New research commissioned by Exasol has found that 68% of data teams are unable to extract the data insights needed by their organizations’ decision makers. The report, titled “Data Strategy and Culture: Paving the Way to the Cloud,” also found that 80% of data decision makers say their current IT infrastructure makes it hard to democratize data, further limiting their ability to extract value from insights.
According to the research, 96% of respondents believe a cloud model can make it easier to democratize data in an organization. Meanwhile, 73% state that migrating some or all data workloads to the cloud had a positive impact on what they can do with their data. Of these respondents, 51% report that the cloud has improved ease of access and shareability of data, and 46% cite faster query response times.
“Many businesses are only scratching the surface of what’s possible with their data. Any organization with an infrastructure that slows down data access for its teams has a fundamental problem. Four out of five decision makers in our study have reported performance issues. This is unacceptable,” says Mathias Golombek, chief technology officer at Exasol. “You can’t be a data-driven business if your teams can’t work with the data, or if it takes them too long to find what they need.”
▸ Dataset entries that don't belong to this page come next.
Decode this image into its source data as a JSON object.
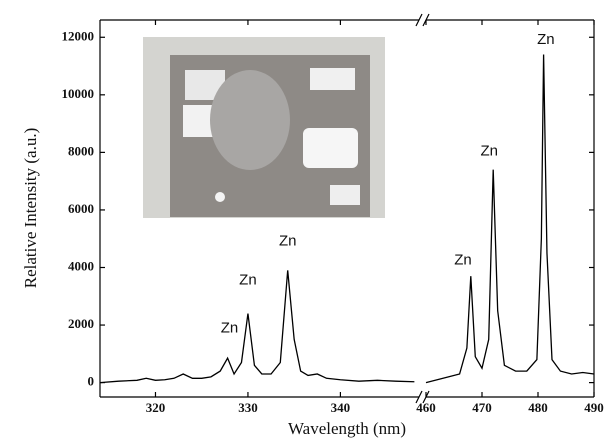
{
  "chart_data": {
    "type": "line",
    "x_label": "Wavelength (nm)",
    "y_label": "Relative Intensity (a.u.)",
    "xlim": [
      314,
      490
    ],
    "xbreak": [
      348.5,
      460
    ],
    "ylim": [
      -500,
      12600
    ],
    "xticks": [
      320,
      330,
      340,
      460,
      470,
      480,
      490
    ],
    "yticks": [
      0,
      2000,
      4000,
      6000,
      8000,
      10000,
      12000
    ],
    "color": "#000000",
    "x": [
      314,
      316,
      318,
      319,
      320,
      321,
      322,
      323,
      324,
      325,
      326,
      327,
      327.8,
      328.5,
      329.3,
      330,
      330.7,
      331.5,
      332.5,
      333.5,
      334.3,
      335,
      335.7,
      336.5,
      337.5,
      338.5,
      340,
      342,
      344,
      346,
      348,
      460,
      462,
      464,
      466,
      467.3,
      468,
      468.8,
      470,
      471.2,
      472,
      472.8,
      474,
      476,
      478,
      479.8,
      480.6,
      481,
      481.6,
      482.5,
      484,
      486,
      488,
      490
    ],
    "values": [
      0,
      50,
      80,
      150,
      80,
      100,
      150,
      300,
      150,
      150,
      200,
      400,
      850,
      300,
      700,
      2400,
      600,
      300,
      300,
      700,
      3900,
      1500,
      400,
      250,
      300,
      150,
      100,
      50,
      80,
      50,
      30,
      0,
      100,
      200,
      300,
      1200,
      3700,
      900,
      500,
      1500,
      7400,
      2500,
      600,
      400,
      400,
      800,
      5000,
      11400,
      4500,
      800,
      400,
      300,
      350,
      300
    ],
    "annotations": [
      {
        "text": "Zn",
        "x": 328,
        "y": 1880
      },
      {
        "text": "Zn",
        "x": 330,
        "y": 3550
      },
      {
        "text": "Zn",
        "x": 334.3,
        "y": 4900
      },
      {
        "text": "Zn",
        "x": 466.6,
        "y": 4240
      },
      {
        "text": "Zn",
        "x": 471.3,
        "y": 8030
      },
      {
        "text": "Zn",
        "x": 481.4,
        "y": 11900
      }
    ]
  }
}
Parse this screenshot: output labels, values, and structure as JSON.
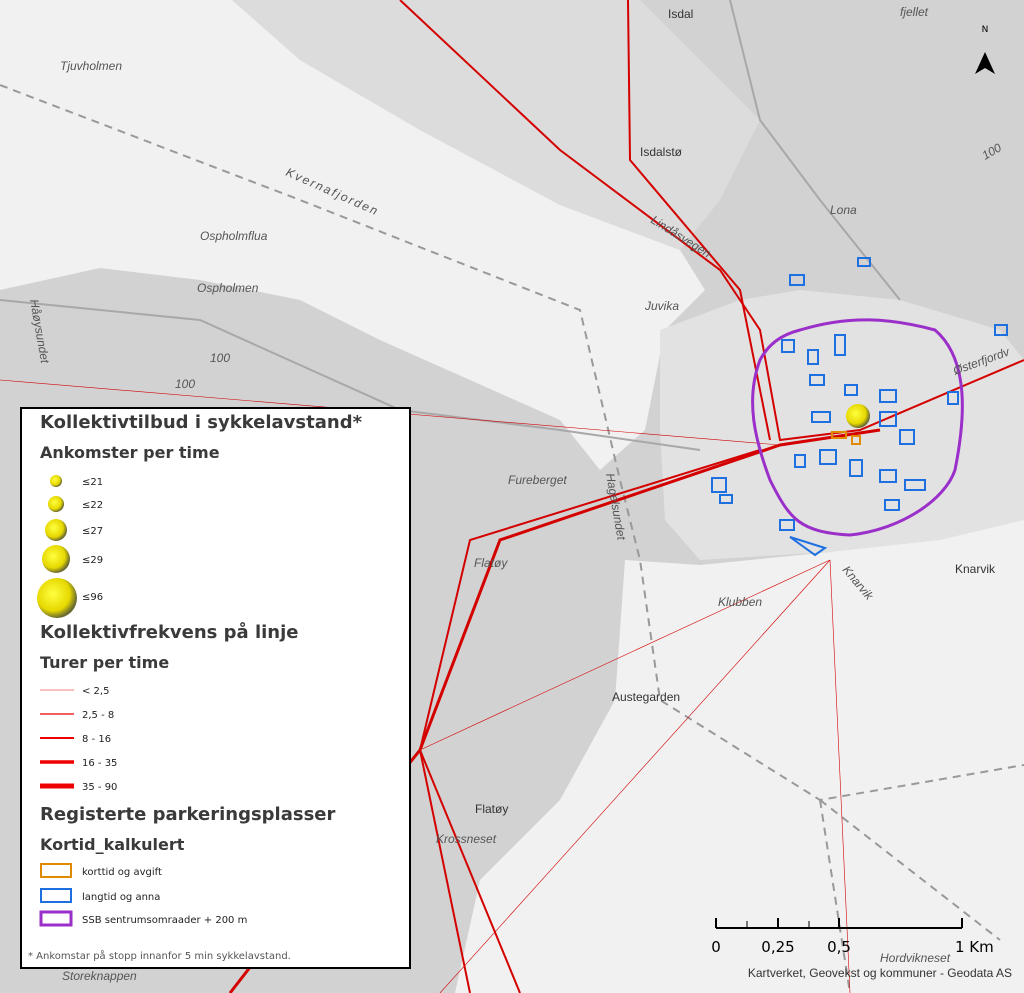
{
  "north": "N",
  "place_labels": [
    "Isdal",
    "fjellet",
    "Tjuvholmen",
    "Isdalstø",
    "Kvernafjorden",
    "Lona",
    "Ospholmflua",
    "Lindåsvegen",
    "Juvika",
    "Ospholmen",
    "Håøysundet",
    "Østerfjordv",
    "Fureberget",
    "Hagelsundet",
    "Flatøy",
    "Klubben",
    "Knarvik",
    "Knarvik",
    "Austegarden",
    "Flatøy",
    "Krossneset",
    "Storeknappen",
    "Hordvikneset",
    "100",
    "100",
    "100"
  ],
  "legend": {
    "stops_title": "Kollektivtilbud i sykkelavstand*",
    "stops_subtitle": "Ankomster per time",
    "stops_classes": [
      "≤21",
      "≤22",
      "≤27",
      "≤29",
      "≤96"
    ],
    "lines_title": "Kollektivfrekvens på linje",
    "lines_subtitle": "Turer per time",
    "lines_classes": [
      "< 2,5",
      "2,5 - 8",
      "8 - 16",
      "16 - 35",
      "35 - 90"
    ],
    "parking_title": "Registerte parkeringsplasser",
    "parking_subtitle": "Kortid_kalkulert",
    "parking_classes": [
      "korttid og avgift",
      "langtid og anna",
      "SSB sentrumsomraader + 200 m"
    ],
    "footnote": "* Ankomstar på stopp innanfor 5 min sykkelavstand."
  },
  "scale_bar": [
    "0",
    "0,25",
    "0,5",
    "1 Km"
  ],
  "attribution": "Kartverket, Geovekst og kommuner - Geodata AS"
}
The report further revealed that decision makers perceive a lack of data strategy understanding at the senior management level (40%) and widespread (52%) resistance to the adoption of data-driven methods. The study also found additional disjointed approaches to data strategy, culture, IT infrastructure and cloud migration as potential causes of this problem.
“Putting data strategy first is essential to making sure that businesses can move at a speed they want to, rather than a speed they are forced to by an infrastructure decision. That’s why the choice of deployment model must come after establishing a clear data strategy and an effective data culture,” says Golombek. “How your people feel about working with data is a big part of the equation. Limitations can cause frustration and prevent your teams from becoming truly data-driven.”
The survey was conducted by Sapio Research of over 2,000 data strategy decision makers from four key markets—the UK, Germany, the United States and China. Respondents work in a broad range of business roles – from C-level through to marketing and operations – and are all responsible for gathering or applying insights from data.